The artisans then pull on a small area of the fabric that has an imprint of hole and wind a nylon thread tightly around the protruding cloth to form a bhindi or knot. Once the knots are tied, the fabric is then thoroughly washed to remove the imprint. Further the cloth is dipped in napthol for five minutes and is dyed in a lighter color.

In the next step the fabric is dipped in a darker colour and is rinsed, squeezed, dried and then is tied again. Without opening the knots the fabric is kept for three to four hours to let the colour soak in. This process is repeated several times, at first with a lighter color then after tying some more knots with a darker colour and so on.

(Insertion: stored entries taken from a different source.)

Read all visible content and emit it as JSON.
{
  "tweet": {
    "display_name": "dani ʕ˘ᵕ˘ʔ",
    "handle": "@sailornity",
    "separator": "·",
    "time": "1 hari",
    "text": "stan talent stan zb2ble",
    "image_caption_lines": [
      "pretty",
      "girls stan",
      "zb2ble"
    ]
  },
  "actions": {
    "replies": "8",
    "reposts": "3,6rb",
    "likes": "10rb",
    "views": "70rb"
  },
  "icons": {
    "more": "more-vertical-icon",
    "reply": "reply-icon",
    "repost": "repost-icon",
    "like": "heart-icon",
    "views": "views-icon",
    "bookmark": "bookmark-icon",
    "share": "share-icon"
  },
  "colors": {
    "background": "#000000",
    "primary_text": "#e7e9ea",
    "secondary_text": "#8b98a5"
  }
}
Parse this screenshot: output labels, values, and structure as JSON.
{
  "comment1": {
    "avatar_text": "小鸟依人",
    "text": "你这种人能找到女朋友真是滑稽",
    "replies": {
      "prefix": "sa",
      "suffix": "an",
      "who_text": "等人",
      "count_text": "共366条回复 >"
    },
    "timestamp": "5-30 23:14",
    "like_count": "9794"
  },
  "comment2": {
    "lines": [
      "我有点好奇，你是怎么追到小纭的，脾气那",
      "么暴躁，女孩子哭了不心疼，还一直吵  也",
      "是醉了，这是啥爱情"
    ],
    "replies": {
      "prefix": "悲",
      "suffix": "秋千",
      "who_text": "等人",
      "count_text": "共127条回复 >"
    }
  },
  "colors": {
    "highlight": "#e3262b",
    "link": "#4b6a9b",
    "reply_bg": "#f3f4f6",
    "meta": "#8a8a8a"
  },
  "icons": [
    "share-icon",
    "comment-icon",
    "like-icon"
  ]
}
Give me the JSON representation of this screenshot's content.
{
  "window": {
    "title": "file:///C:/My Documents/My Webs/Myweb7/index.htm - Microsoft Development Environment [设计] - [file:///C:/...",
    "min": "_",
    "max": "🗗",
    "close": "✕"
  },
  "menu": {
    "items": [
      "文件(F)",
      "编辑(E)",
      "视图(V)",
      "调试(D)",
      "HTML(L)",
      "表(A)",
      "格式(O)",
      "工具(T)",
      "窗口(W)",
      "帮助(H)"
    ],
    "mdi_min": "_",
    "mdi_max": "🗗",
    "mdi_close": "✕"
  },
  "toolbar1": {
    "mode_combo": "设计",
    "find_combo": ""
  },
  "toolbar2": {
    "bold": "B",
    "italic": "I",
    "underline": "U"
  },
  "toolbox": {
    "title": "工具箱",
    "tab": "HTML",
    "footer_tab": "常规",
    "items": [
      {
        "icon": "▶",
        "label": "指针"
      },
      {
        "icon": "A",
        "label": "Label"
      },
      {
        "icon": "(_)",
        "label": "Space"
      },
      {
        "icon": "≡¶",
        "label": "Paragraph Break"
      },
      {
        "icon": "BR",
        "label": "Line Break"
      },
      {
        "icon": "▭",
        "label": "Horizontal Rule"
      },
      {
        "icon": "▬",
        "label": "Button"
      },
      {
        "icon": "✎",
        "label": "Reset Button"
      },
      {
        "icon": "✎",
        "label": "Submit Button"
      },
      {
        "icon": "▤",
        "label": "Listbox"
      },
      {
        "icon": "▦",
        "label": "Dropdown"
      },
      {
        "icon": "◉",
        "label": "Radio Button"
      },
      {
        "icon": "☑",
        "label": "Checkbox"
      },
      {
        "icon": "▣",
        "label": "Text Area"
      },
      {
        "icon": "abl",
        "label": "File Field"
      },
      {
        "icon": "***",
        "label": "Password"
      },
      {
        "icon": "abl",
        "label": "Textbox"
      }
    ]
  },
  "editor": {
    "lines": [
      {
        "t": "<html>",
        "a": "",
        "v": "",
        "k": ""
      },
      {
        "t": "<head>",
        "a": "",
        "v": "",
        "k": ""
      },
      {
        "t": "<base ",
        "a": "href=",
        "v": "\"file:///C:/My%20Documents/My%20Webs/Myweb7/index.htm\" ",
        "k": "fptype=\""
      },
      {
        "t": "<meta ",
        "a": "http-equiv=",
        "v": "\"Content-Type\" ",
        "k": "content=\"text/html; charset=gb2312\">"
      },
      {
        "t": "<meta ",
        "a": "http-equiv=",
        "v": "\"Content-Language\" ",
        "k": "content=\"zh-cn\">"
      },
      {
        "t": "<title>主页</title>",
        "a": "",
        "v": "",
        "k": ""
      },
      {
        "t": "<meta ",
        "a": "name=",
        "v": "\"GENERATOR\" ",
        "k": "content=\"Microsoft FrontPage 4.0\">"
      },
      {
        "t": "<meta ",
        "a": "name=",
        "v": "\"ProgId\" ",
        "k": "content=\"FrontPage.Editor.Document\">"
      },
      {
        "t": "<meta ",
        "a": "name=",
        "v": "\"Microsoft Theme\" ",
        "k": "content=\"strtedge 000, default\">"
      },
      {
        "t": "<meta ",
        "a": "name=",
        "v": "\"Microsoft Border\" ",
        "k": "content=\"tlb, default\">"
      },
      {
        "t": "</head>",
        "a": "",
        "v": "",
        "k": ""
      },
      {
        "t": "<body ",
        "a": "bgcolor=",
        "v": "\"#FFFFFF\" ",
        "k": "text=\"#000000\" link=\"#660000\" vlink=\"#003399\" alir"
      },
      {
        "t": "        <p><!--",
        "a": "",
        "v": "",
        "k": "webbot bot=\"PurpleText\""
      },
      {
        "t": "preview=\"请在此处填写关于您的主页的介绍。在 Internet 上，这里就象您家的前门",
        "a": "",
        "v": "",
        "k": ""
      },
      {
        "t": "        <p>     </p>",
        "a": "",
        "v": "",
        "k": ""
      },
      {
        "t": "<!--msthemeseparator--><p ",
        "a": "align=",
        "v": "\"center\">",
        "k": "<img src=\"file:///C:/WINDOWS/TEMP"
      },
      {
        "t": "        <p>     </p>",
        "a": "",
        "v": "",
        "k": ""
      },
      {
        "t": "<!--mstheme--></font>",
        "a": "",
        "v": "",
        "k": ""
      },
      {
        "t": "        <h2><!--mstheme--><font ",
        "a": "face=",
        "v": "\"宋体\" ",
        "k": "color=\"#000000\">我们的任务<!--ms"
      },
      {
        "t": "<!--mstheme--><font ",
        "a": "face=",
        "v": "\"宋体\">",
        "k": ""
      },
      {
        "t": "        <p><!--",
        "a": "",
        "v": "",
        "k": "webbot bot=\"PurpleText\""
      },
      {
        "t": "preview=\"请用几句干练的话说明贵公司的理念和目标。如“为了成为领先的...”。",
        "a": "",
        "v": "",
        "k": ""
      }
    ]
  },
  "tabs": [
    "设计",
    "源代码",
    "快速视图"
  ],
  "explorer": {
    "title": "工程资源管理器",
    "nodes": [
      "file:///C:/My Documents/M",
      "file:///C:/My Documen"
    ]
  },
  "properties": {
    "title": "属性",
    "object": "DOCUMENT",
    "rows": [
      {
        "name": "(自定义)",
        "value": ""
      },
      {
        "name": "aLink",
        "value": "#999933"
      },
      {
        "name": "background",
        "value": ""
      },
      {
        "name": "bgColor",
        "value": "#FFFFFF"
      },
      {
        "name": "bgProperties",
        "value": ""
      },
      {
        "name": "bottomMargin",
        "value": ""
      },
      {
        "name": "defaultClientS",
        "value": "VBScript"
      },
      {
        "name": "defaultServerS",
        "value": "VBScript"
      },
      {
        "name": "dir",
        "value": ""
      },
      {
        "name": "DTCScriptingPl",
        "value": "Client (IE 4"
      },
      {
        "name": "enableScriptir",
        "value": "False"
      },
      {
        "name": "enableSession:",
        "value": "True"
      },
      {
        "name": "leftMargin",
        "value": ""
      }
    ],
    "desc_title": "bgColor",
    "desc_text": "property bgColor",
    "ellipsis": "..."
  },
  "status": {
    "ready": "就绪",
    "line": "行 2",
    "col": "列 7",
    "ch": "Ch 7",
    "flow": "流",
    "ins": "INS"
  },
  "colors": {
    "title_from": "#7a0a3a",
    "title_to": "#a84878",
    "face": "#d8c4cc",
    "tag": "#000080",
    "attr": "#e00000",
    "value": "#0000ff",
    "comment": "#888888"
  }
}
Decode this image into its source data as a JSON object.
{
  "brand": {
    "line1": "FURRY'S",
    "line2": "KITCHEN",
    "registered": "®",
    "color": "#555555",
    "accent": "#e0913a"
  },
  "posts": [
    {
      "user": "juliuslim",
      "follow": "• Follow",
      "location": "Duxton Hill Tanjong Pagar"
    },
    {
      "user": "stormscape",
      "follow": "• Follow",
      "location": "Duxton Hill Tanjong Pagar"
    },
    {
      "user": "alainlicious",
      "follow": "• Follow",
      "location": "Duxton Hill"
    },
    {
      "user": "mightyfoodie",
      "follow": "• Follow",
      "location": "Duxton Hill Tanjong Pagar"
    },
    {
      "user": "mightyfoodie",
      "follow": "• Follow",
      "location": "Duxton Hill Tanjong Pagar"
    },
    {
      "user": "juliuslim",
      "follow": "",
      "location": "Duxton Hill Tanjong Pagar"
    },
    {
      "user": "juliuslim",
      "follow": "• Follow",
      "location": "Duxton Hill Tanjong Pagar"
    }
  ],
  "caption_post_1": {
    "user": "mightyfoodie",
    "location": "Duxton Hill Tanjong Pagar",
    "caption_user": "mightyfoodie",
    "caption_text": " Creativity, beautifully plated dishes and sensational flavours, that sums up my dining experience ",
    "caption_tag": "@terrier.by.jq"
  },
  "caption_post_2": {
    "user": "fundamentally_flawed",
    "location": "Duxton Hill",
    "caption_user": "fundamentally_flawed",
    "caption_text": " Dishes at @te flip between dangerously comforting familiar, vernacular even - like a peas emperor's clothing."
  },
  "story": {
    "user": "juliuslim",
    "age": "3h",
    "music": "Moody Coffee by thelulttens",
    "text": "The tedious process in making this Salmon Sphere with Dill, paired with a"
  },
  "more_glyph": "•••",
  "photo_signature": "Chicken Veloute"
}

On completion of the final dying process, the fabric is washed and starched, if necessary. At the final stage, after the fabric is dried up, its folds are pulled apart releasing the knots and revealing the pattern. This results in deep colored cloth with dots of various colors forming engaging patterns. 

The end result

Jalas, flowers, creepers and bells are few of the interesting patterns that can be obtained in tie & die work. The knots that are tied are placed in clusters each possessing different names. Dungar Shahi (the mountain pattern), Beldaar (vine like) and Jaaldar (web like), Chaubasi, Tikunthi, Satbandi, Ekdali, Boond, Kodi, and Laddu Jalebi are some of the designs that are the most common in Bandhej.

Social Customs & Links  

Bandhej since its inception shares innate links with social and religious customs across the country. Odhnis, turbans and sarees characterizing Bandhani work are linked with numerous occasions. A Bandhani saree in red represents a bride and is believed to bestow her with a good future. The one featuring yellow background signifies a lady who has recently become a mother. Various others colors, patterns and designs vary as per the community, region and social events.


Bandhej is one of the finest and the most popular art of India. This astounding traditional craft has been popular across the country since ages. Gujarat is one of the most recognized hubs famous for Bandhej art. Countless Gujarati craftsmen toil day and night to produce an explicit specimen of Bandhani art that showcases the beauty in every minute detail. This century old skill has found its way in bustling bazaars, festivals and fairs. Bandhani’s popularity and demand has increased over the past few decades. Main market being in Gujarat, trades in Bandhej characterizing gota, tassels and mirror work to lend this exquisite art with distinctive beauty and rare appeal.

Wandering past Gujarat

Take the roads untaken and wander past the dramatic lanes of Gujarat. Mingle with the locals and discover this ancient undying art. Visit a home of traditional artisan in tribal villages and witness the legacy of Bandhej unfurling in front of your eyes. Are you an eager roamer? If yes, follow the tourist trail and don’t miss to halt at Gujarat, the birthplace of Bandhej and a traveler’s most loved stopover.